The approach combined keyword refinement, negative keywords, bidding, clearer CTAs, trust information, checkout work, and mobile improvements.
Cannabis delivery: engagement and mobile context
The delivery case reports CTR increasing 54%, CPC decreasing 22%, impression share increasing 50%, mobile bounce rate decreasing 29%, and conversion rate increasing 52%.
Copy, extensions, local intent, bidding, page speed, click-to-call or order actions, and trust signals were addressed together.
Canadian regulated brand: reduce click cost without abandoning quality
The fourth case reports CPC reaching $0.25, a 48% decrease from the recorded baseline, while CTR, Quality Score, ROAS, and bounce rate also improved.
Long-tail terms, negative keywords, responsive ads, bid allocation, landing-page relevance, trust, and speed were part of the recorded work.
Repeated lessons
Diagnose policy and eligibility before scaling.
Improve relevance across query, ad, and page.

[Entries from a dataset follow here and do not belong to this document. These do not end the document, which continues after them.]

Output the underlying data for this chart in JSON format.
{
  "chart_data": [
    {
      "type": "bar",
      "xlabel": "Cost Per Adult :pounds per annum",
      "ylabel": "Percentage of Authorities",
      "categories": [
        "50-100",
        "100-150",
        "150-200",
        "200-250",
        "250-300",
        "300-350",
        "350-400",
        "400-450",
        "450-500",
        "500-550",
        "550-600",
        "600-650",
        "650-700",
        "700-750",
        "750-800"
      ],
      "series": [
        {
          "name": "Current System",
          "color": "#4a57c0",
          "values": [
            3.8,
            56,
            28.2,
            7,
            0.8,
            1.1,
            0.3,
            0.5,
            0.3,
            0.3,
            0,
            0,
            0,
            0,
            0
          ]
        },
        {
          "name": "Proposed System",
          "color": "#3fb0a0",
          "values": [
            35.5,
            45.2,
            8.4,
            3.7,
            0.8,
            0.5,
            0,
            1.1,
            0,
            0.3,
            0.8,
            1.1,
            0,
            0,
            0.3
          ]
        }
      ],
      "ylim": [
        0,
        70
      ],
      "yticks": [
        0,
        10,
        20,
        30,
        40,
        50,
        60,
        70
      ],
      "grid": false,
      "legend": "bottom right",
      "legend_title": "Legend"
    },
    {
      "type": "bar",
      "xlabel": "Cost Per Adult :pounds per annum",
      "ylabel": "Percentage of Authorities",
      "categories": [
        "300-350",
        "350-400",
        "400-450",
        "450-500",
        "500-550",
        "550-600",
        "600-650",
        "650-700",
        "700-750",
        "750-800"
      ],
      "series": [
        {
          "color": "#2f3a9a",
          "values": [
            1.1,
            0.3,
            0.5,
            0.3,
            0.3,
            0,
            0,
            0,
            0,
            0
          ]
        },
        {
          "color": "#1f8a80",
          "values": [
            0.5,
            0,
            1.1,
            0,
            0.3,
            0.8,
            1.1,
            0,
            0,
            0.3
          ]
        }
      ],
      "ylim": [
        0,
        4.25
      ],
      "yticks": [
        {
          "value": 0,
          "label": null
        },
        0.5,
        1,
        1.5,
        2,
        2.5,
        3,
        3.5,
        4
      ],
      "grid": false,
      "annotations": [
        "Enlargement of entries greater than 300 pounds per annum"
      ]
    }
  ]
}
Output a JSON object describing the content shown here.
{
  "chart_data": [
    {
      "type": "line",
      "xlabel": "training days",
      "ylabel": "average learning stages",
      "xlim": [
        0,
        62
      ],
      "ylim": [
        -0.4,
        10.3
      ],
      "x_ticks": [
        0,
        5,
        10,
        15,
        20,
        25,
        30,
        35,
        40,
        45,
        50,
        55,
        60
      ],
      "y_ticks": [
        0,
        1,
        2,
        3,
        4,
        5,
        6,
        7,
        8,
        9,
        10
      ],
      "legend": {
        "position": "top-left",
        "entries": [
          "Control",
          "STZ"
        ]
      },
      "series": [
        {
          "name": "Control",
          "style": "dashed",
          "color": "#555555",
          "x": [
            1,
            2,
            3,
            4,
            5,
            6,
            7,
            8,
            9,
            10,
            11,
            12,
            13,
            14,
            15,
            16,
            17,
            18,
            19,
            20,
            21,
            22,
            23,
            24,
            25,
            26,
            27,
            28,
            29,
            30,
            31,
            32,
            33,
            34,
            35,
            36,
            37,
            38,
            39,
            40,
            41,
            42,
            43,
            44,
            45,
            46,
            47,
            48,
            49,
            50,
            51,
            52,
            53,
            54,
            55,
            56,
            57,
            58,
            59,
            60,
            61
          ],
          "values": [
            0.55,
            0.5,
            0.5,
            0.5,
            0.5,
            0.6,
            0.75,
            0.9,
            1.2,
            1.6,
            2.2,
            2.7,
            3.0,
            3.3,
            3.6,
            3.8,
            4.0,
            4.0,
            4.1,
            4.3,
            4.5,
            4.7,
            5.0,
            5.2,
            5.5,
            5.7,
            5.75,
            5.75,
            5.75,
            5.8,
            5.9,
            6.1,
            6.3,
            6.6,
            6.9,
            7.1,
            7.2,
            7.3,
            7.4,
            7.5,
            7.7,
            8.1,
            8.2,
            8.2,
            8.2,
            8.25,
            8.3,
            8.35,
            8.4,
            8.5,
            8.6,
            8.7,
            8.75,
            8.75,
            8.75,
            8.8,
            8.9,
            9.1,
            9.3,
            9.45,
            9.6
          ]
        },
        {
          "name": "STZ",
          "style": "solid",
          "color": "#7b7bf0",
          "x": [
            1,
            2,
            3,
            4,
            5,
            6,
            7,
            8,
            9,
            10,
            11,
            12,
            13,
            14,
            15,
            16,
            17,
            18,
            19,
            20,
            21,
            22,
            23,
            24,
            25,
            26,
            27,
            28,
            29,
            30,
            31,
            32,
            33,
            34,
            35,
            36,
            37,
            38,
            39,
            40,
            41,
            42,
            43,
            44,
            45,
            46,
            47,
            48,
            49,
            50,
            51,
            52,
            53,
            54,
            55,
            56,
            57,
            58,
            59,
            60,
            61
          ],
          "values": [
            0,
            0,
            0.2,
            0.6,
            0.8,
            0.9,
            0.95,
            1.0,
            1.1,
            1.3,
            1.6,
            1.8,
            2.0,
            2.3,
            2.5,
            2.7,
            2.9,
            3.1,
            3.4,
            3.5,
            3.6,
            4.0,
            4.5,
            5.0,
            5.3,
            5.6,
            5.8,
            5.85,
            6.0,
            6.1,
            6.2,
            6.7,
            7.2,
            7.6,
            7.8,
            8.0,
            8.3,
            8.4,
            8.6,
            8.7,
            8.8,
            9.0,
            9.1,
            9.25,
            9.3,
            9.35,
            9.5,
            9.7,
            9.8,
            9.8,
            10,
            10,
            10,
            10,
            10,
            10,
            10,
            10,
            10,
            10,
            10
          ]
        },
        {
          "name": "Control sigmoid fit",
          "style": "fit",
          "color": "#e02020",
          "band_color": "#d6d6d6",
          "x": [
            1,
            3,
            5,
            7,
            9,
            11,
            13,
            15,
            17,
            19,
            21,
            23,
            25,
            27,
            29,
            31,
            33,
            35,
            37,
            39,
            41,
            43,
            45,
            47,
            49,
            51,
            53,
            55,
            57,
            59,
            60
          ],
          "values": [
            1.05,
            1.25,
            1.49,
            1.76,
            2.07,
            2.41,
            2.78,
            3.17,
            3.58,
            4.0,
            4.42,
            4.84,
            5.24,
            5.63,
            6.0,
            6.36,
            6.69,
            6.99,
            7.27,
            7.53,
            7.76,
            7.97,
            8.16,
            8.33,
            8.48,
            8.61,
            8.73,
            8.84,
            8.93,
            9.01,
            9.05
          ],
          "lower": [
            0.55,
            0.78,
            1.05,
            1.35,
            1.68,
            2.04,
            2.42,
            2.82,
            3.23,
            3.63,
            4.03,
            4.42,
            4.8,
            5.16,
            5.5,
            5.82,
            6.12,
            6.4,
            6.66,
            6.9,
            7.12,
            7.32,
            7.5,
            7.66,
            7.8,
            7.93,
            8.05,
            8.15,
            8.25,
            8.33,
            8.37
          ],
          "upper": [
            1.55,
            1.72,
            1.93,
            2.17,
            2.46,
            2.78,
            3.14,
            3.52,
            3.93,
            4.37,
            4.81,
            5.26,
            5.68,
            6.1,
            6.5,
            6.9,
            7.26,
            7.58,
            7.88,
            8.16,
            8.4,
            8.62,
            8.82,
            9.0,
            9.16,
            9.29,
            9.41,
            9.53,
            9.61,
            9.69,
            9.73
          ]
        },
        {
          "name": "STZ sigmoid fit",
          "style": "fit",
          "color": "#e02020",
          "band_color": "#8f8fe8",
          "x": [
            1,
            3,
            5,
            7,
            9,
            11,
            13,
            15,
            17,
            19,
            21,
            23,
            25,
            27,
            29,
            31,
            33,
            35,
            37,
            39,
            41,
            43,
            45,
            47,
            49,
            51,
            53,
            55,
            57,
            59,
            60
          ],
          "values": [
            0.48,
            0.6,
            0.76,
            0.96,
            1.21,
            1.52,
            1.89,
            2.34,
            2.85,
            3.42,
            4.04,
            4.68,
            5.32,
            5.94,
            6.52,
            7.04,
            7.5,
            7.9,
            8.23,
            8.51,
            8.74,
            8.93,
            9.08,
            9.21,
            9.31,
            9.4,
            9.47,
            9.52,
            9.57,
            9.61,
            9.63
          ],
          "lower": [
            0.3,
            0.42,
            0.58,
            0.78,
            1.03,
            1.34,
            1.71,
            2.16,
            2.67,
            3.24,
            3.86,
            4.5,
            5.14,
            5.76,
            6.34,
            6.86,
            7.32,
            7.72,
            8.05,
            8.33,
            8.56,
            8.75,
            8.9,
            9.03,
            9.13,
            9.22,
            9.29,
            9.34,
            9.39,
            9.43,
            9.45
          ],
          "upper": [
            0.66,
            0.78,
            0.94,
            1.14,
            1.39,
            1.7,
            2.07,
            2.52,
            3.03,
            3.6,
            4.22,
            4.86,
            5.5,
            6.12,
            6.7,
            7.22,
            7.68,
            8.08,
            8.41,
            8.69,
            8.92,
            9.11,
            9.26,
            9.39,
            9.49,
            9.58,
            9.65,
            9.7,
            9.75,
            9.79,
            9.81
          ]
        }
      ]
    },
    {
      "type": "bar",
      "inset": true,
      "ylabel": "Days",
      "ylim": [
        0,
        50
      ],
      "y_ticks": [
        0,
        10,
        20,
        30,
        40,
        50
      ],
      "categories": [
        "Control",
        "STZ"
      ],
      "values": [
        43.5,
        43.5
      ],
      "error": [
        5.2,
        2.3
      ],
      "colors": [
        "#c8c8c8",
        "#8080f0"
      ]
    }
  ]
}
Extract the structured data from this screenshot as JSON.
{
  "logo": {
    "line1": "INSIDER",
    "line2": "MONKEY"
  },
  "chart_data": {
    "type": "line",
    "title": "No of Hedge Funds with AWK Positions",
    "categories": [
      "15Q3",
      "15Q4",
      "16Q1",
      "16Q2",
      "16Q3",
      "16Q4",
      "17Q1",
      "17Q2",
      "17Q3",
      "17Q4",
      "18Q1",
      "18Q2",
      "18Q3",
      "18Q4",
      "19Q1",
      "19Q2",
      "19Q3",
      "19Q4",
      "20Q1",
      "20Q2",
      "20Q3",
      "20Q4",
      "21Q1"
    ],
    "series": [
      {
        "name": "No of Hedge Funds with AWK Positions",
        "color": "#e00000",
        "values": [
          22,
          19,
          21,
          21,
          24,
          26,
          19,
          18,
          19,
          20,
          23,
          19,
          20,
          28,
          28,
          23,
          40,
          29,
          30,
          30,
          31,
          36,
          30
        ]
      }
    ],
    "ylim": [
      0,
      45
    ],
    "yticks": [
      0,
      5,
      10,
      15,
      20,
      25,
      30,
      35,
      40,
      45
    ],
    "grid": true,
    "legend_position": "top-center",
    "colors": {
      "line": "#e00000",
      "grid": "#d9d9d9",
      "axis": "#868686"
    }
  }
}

Use negative keywords and budget allocation to reduce waste.
Treat mobile speed and conversion paths as media variables.
Measure several metrics together.
Document limitations and do not turn a case result into a guarantee.
Sources and methodology
This article prioritizes current primary sources and separates confirmed policy from interpretation. Source links were reviewed on June 22, 2026.
Frequently asked questions
Which tactic appeared most often?
No single tactic explains all four cases. Targeting, copy, landing pages, bidding, and measurement were repeatedly combined.
Can these results be expected for another account?
No. They are context-specific case outcomes, not forecasts or guarantees.
Why report CTR and CPC with ROAS?
Together they help separate ad relevance, traffic cost, conversion quality, and revenue efficiency.
What should an audit use from these cases?
Use the repeated diagnostic areas as questions, then validate them against the current account and business.
This article provides marketing information, not legal or medical advice. Verify current platform policies and applicable federal, provincial, and local requirements before acting.